Women suffering as land disputes rage on in Cambodia

New research shows 80 percent of respondents fear eviction, nearly half have considered ending their lives

By Lauren Crothers

PHNOM PENH, Cambodia (AA) – Nearly half of the women embroiled in land disputes in Cambodia have considered ending their lives, and 61 percent said incidents of domestic violence increased after such land conflicts began, according to new research.

A report released Tuesday by the Cambodian Centre for Human Rights (CHHR) found that while some women felt compelled to take up activism in order to protect their homes and families, that activism also made them vulnerable to instability in the home.

At least 700,000 people in Cambodia are estimated to have been negatively impacted by land disputes, with many of these arising on the back of economic land concessions given out to companies and developers.
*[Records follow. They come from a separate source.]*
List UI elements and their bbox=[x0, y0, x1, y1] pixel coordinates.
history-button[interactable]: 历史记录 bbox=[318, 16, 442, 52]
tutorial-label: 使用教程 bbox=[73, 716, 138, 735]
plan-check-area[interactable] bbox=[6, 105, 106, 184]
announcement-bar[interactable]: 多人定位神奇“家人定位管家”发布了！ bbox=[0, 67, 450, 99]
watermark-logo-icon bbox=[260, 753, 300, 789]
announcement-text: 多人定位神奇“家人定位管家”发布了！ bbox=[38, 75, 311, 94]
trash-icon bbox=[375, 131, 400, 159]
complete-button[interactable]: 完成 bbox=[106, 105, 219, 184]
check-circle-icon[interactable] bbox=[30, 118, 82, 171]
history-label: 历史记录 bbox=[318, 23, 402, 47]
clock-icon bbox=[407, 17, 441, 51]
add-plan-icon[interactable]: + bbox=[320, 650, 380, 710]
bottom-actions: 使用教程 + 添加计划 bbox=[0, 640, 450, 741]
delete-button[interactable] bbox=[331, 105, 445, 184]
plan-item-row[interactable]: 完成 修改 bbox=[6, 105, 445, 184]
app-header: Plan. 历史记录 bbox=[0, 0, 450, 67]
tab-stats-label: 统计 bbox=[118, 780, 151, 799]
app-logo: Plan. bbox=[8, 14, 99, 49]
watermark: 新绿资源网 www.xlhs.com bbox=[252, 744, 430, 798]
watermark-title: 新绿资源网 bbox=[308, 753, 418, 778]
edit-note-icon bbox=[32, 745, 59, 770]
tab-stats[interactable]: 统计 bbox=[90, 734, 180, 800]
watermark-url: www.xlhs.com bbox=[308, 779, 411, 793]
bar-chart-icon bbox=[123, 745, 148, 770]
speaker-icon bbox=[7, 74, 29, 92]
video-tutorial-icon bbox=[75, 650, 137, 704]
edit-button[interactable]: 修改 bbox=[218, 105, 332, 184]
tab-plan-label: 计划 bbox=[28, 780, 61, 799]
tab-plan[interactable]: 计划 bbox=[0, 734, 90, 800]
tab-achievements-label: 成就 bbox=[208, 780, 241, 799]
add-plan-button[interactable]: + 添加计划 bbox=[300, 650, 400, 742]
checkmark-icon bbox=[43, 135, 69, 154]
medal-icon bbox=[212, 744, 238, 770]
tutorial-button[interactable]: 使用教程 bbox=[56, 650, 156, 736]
For the most part, Cambodian society toes a traditionally binary gender line; women are expected to carry out “duties that can only be performed where there is a security of tenure, such as providing shelter and food for the family”.

But where that security is threatened, the psychological impacts can be “alarming”, CHHR found.

“[Ninety-eight] percent of women reported that their mental health had been affected as a result of the land conflict; a staggering 46.2 percent of women had considered ending their own life; and 18.1 percent had attempted suicide.

Moreover, 35 percent of women responded that they still harboured suicidal thoughts,” CCHR said.

With that security, research has shown increases in household income, shared decision-making and reductions in cases of domestic violence.

But when researchers spoke to 612 women across Cambodia, they found that 52 percent of respondents felt their tenure was insecure.

Eighty percent fear eviction and 89 percent of those already evicted were not given proper notice or compensation.

In Phnom Penh, one of the most prominent land-conflict communities is Boeung Kak, where around 3,000 families were evicted en masse and a huge lake filled in in 2008 to make way for a large-scale mixed residential-commercial project that has yet to take shape.

A small group of women have emerged at the forefront of the activism in that community, but their refusal to stop protesting has seen a number of them targeted by the courts.

Just last week, four of the women were convicted over a five-year-old protest. One of them is already in jail awaiting trial on a separate protesting charge.

Officials at the Ministry of Women’s Affairs could not be reached Wednesday.